Boko, elected last year, is the country’s first president to come from outside the Botswana Democratic Party, which had governed since the country’s independence in 1966. The BDP had steered regular negotiations with De Beers over stones produced through their 50-50 joint venture, Debswana, but relations soured in 2023, as a downturn in the global diamond market hit prices and production.

Just before he was voted out last year, Boko’s predecessor Mokgweetsi Masisi accused De Beers of having “short-changed” the country, before agreeing a new 10-year sales deal that let Botswana retain more Debswana output to sell via a state-owned firm.

The latest rhetoric from Boko “might be a negotiating tactic — you say something on the extreme and then try to negotiate it to the centre,” Ronak Gopaldas, director at Signal Risk, a consultancy, said.

People familiar with the sale process said two former De Beers bosses, Gareth Penny and Bruce Cleaver, were among those drawing up offers for the unit, whose value Anglo has written down twice in the past two years to $4.9bn, around $2bn of which is inventory. More than 10 parties have expressed interest in the unit, according to another individual with knowledge of the sale, including some of the buyers of rough diamonds from De Beers.

Competition from lab-grown alternatives and a slump in demand in markets including China and the US meant De Beers’ revenues last year were just half of what they were in 2022. Meanwhile, the group’s production in Botswana in the three months to June fell by 44 per cent year on year to 2.7mn carats.


Penny has hired Standard Chartered bank and is pulling together a bid based on restoring the appeal of natural diamonds and spending more on marketing, according to a person familiar with the matter. Penny and Cleaver declined to comment.

For Anglo a sale price of about $1bn “would be a result,” said Hodgson. The value of the diamond stocks was hard to estimate, he added.

Paul Zimnisky, an independent diamond analyst, said it would be a “mistake” for Anglo to sell De Beers “at a deep discount in the midst of the diamond market lull”. 

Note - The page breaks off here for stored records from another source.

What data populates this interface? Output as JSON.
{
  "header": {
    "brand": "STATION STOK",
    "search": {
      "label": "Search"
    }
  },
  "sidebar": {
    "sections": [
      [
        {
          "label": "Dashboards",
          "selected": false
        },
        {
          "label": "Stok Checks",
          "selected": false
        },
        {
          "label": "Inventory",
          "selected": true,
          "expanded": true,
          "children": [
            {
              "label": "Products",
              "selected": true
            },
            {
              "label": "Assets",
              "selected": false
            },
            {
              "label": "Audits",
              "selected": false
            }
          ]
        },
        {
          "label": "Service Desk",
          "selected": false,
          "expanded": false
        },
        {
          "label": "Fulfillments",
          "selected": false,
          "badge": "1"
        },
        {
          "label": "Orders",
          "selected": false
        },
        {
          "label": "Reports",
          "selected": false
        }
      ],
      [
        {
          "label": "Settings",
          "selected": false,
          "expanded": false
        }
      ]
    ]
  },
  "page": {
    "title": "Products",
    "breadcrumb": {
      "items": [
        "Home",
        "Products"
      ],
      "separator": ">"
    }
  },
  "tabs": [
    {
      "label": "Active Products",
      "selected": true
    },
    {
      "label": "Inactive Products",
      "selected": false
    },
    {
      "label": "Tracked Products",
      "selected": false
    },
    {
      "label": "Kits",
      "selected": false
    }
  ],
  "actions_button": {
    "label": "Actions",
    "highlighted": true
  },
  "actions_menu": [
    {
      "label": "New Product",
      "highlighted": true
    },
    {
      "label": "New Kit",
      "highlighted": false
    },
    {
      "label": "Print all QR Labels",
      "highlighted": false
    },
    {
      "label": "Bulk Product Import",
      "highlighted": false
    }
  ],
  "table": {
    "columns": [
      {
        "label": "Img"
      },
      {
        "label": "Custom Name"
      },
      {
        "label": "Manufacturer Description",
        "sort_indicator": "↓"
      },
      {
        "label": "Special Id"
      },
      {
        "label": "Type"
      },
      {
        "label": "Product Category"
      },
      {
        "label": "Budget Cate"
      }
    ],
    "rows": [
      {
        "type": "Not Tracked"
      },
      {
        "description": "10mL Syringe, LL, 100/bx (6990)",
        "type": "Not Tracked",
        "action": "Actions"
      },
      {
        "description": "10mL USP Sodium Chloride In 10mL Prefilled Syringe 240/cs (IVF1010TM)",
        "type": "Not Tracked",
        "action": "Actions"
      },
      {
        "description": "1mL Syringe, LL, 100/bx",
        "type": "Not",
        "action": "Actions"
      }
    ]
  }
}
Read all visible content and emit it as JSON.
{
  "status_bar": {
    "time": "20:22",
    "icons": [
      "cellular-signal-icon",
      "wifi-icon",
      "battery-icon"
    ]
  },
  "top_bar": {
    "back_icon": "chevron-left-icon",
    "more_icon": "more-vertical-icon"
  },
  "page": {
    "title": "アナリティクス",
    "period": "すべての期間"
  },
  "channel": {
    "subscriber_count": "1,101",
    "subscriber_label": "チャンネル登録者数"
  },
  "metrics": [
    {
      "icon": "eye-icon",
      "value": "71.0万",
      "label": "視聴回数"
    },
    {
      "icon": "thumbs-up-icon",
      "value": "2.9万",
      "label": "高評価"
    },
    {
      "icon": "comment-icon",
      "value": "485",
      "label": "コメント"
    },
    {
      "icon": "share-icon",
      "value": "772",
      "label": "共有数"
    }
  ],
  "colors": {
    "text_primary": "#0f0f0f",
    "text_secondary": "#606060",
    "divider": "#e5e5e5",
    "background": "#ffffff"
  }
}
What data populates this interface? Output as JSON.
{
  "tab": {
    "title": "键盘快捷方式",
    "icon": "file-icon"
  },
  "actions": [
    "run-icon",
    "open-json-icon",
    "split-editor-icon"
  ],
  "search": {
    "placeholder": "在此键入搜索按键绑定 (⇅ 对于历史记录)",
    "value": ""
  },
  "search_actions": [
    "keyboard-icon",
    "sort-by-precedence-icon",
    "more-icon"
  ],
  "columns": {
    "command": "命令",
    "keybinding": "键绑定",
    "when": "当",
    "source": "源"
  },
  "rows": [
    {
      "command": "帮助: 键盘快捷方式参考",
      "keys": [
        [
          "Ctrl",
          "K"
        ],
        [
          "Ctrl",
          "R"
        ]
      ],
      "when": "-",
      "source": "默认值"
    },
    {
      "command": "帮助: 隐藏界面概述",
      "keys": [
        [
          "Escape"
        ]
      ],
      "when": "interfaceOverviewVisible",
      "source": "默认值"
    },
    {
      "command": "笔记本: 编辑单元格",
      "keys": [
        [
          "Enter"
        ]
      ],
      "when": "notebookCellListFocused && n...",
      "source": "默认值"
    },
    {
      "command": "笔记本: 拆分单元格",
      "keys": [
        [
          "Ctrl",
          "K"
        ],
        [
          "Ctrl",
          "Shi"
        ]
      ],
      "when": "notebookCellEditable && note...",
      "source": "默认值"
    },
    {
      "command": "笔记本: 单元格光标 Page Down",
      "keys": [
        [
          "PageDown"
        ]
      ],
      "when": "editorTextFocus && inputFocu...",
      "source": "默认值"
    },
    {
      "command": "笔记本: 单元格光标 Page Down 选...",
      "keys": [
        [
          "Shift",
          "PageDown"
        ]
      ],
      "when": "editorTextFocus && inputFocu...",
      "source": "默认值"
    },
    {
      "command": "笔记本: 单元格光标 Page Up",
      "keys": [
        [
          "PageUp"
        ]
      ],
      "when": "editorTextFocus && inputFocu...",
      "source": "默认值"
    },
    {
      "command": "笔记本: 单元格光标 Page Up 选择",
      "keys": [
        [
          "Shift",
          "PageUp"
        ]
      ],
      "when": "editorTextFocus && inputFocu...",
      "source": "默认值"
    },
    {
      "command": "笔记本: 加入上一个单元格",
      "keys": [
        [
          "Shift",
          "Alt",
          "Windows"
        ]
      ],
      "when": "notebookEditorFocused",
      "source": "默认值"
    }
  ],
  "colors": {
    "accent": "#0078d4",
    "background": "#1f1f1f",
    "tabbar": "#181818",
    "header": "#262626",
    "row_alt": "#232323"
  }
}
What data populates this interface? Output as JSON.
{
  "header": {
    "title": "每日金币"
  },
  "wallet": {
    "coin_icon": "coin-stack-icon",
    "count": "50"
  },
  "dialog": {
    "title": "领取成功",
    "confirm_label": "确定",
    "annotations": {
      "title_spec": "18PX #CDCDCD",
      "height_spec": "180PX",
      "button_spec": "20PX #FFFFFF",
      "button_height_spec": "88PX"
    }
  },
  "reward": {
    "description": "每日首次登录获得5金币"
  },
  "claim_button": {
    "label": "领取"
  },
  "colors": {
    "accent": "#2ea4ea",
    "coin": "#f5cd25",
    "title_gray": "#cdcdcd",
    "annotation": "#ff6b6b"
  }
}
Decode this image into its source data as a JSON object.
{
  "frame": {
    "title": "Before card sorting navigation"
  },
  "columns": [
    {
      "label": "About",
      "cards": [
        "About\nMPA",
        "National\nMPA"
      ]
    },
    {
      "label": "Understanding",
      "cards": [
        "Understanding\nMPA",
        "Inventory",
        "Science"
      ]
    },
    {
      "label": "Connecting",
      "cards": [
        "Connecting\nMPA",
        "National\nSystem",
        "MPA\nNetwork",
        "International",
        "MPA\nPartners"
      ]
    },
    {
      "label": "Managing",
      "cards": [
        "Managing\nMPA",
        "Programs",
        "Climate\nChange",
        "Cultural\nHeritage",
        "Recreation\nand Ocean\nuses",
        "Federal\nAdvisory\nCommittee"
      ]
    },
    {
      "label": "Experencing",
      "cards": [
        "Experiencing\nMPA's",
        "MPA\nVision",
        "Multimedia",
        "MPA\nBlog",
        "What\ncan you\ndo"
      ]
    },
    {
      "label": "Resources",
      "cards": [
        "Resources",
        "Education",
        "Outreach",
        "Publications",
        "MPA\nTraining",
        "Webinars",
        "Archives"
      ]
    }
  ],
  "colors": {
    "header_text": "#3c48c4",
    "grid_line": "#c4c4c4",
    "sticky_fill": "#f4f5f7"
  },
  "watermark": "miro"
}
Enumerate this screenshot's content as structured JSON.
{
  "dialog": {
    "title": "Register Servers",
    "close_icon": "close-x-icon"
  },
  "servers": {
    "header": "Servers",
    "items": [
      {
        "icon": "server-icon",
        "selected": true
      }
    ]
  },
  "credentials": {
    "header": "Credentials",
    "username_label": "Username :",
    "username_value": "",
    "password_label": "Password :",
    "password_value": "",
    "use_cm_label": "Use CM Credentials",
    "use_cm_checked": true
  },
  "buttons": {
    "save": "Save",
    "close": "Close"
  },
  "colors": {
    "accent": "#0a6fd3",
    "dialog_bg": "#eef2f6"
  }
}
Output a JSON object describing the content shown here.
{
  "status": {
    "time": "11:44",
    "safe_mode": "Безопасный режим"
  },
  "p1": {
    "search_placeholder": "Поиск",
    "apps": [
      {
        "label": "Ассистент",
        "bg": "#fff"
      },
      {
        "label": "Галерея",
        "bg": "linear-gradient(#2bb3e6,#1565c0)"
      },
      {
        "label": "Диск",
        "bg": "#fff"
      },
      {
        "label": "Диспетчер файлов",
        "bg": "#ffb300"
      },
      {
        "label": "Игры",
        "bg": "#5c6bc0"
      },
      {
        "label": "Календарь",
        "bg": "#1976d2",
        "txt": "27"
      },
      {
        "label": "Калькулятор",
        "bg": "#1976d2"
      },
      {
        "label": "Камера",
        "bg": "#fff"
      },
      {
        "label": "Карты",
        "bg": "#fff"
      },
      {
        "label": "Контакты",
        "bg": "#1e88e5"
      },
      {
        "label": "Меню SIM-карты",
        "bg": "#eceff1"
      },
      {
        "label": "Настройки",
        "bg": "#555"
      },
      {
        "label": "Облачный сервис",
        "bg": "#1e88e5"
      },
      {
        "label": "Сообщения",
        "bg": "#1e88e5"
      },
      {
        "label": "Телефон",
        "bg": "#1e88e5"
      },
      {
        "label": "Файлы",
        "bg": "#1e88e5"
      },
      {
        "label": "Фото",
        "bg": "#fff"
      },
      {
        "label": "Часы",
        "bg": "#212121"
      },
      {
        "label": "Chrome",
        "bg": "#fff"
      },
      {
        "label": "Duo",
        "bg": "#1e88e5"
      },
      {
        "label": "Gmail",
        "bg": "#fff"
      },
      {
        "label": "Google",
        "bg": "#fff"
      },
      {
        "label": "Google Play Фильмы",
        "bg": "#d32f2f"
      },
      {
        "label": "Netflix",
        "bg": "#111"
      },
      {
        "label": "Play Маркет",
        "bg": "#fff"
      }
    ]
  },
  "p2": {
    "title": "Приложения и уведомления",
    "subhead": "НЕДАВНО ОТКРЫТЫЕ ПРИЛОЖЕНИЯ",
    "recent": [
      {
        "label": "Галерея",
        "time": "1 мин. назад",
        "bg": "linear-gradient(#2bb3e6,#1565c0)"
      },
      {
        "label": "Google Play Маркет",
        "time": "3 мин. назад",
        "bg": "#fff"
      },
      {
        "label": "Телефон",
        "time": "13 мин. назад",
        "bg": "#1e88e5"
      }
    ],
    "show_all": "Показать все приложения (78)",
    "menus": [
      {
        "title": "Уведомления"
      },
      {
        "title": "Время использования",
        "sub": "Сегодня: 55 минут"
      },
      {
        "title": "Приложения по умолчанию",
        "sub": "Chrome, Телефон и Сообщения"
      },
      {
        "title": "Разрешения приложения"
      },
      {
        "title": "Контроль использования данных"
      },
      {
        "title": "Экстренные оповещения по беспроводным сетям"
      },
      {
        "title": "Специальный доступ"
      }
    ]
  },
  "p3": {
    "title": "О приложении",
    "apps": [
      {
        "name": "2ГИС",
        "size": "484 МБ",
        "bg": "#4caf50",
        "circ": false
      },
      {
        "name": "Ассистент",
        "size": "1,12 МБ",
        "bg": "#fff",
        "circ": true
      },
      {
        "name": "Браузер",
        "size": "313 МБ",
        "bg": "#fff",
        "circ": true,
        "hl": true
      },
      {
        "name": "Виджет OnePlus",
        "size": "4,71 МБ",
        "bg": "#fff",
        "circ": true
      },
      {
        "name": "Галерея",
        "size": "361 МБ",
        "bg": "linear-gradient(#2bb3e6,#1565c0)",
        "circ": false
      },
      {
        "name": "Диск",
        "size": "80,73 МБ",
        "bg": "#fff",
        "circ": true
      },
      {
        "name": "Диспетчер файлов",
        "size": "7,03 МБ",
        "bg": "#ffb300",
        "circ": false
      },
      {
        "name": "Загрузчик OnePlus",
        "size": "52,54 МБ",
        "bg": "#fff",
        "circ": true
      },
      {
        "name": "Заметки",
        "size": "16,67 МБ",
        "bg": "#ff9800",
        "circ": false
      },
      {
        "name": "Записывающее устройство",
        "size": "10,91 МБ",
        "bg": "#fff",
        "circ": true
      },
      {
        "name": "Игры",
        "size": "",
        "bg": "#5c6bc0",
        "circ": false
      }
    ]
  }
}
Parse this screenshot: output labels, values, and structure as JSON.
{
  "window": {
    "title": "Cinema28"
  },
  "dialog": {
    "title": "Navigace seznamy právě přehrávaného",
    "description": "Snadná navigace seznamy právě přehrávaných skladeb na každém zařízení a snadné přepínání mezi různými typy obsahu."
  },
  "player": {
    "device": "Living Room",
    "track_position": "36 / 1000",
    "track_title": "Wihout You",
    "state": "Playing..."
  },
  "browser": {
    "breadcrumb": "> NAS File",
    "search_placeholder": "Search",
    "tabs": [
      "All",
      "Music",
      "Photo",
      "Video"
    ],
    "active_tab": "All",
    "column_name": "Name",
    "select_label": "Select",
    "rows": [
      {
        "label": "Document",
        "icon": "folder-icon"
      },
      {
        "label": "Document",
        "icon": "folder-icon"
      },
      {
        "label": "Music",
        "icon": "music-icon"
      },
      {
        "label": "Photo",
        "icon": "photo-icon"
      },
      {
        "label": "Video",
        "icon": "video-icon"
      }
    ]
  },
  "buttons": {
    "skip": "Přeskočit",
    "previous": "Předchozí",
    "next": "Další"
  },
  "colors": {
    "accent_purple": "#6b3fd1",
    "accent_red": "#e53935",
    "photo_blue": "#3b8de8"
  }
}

Anglo has said it is pursuing a “dual track” approach to the De Beers disposal, preparing for a potential initial public offering if it does not receive strong enough bids from buyers. The group has said that the process could stretch into next year and that “we are of course engaging the government of the Republic of Botswana on a regular basis.”

Since Anglo had also found buyers for coal, nickel and platinum businesses as part of its restructuring, “I don’t see the rush to unload De Beers for well under book value,” said Zimnisky.

The company could “afford to wait a couple more years in order to get a fair price”, he said, adding that Anglo may be cautious about pricing since it spun off its platinum business “right before platinum prices rallied to the highest level in a decade”.

Even before Boko’s latest comments, Botswana’s government had said it wanted to increase its 15 per cent stake in the company. But it has declined to do so in the past because of fiscal concerns.

In 2011, a need to balance the budget meant the country did not exercise pre-emption rights to raise its shareholding when the Oppenheimer family, which had owned part of De Beers since 1926, sold its 40 per cent stake, enabling Anglo to build its current position.

“That logic of 2011 still holds — but it holds even more now. The Botswana government is not as liquid as it was,” said a person with knowledge of past discussions on the stake.

Botswana recently hired a Swiss private bank, CBH, to advise it on the De Beers sale, according to two people with knowledge of the matter. CBH declined to comment and Botswana did not respond to requests for comment.

Another person familiar with official thinking said there was “no consolidated view within the government,” adding that other options also included leaning on De Beers to allow prices to soften in order to boost demand, or to give more supply to the state’s own seller.

“The view coming out of the presidency is . . . we should just sell [more diamonds from the stockpile],” the person added. But officials in the ministry of minerals, were “not so keen” on such a strategy, he said.